By some strange quirk of fate, the Kinky Friedman tape turned out to be
Kinky's (and his band's) absolutely tightest & best-ever performance.  It
was also sufficiently 'politically incorrect' (to apply a term that didn't
exist at the time) that it is still fun to remember that it went out over
the air live, long before we've become jaded in the era of 'shock radio'.
(Frankly, I always thought this live broadcast had more than just a little
to do with the demise of WQIV, serving as ammunition for the WNCN Listener's
Guild in their 'back to classical' format war against WQIV.)

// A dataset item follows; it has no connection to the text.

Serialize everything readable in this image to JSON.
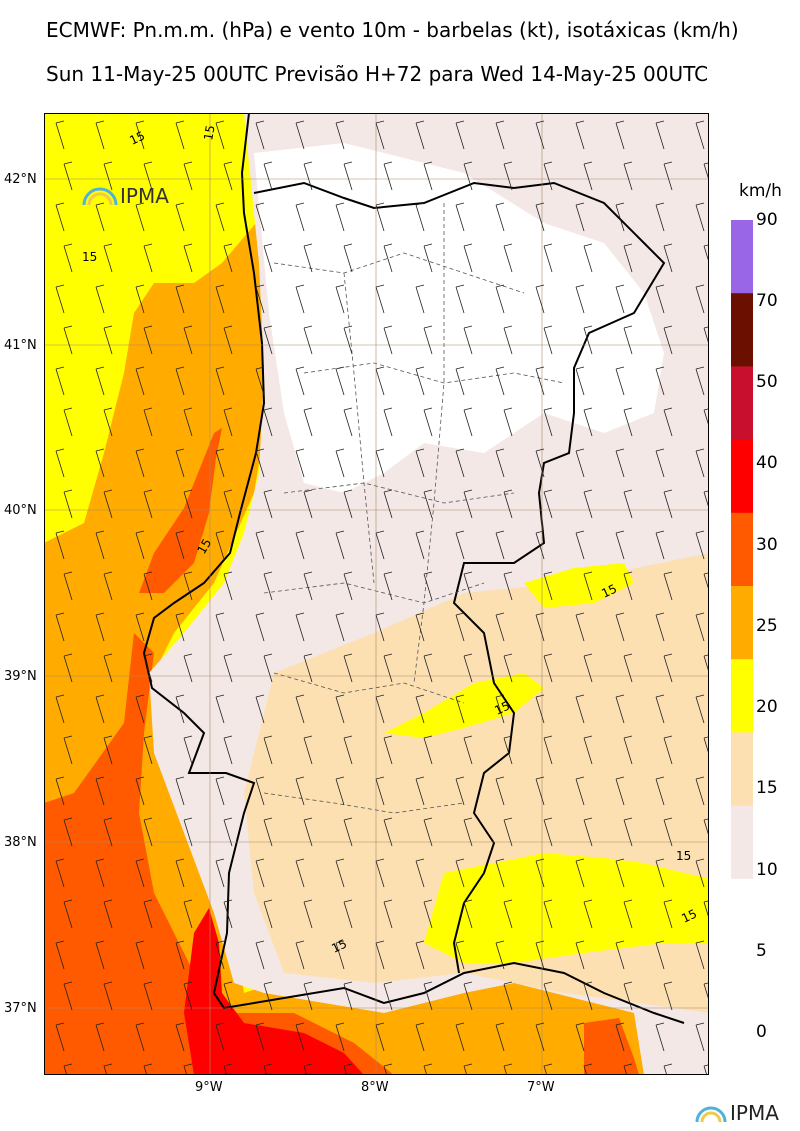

As an aside, in the mid 80's, when Kinky first became a mystery writer of
some note and was in Seattle (where I now live) on a book-signing tour, I
gave him a copy of the tape.  He said he sort of remembered the performance
- and that it had been one of, if not the absolute, all-time best - and then
he had the store manager put it on the store's PA (to the store manager's
great consternation, as this tape of his 'much-too-raucous-for-polite
company' performance played on...).  Several years later, at another book
signing in Seattle, Kinky remembered that I had given him the tape, saying,
'It's one of my prize possessions - I keep it in my hope chest...'.  In
1995, when Kinky eventually released his second career retrospective CD,
'From One Good American To Another', he included several cuts from this live
'Electric Lady' performance on it, minus any of the between-song banter (and
with the year of recording mis-identified on the liner notes).  Frankly, the
cuts sound better on my tape than on his CD.  I later had the opportunity to
ask Kinky if the live 'Electric Lady' cuts on the CD had come from the tape
I had given him, or if he had gotten them from some other source.  His
response, with a wink, was, 'Ask my lawyer, Sonny Corleone...'.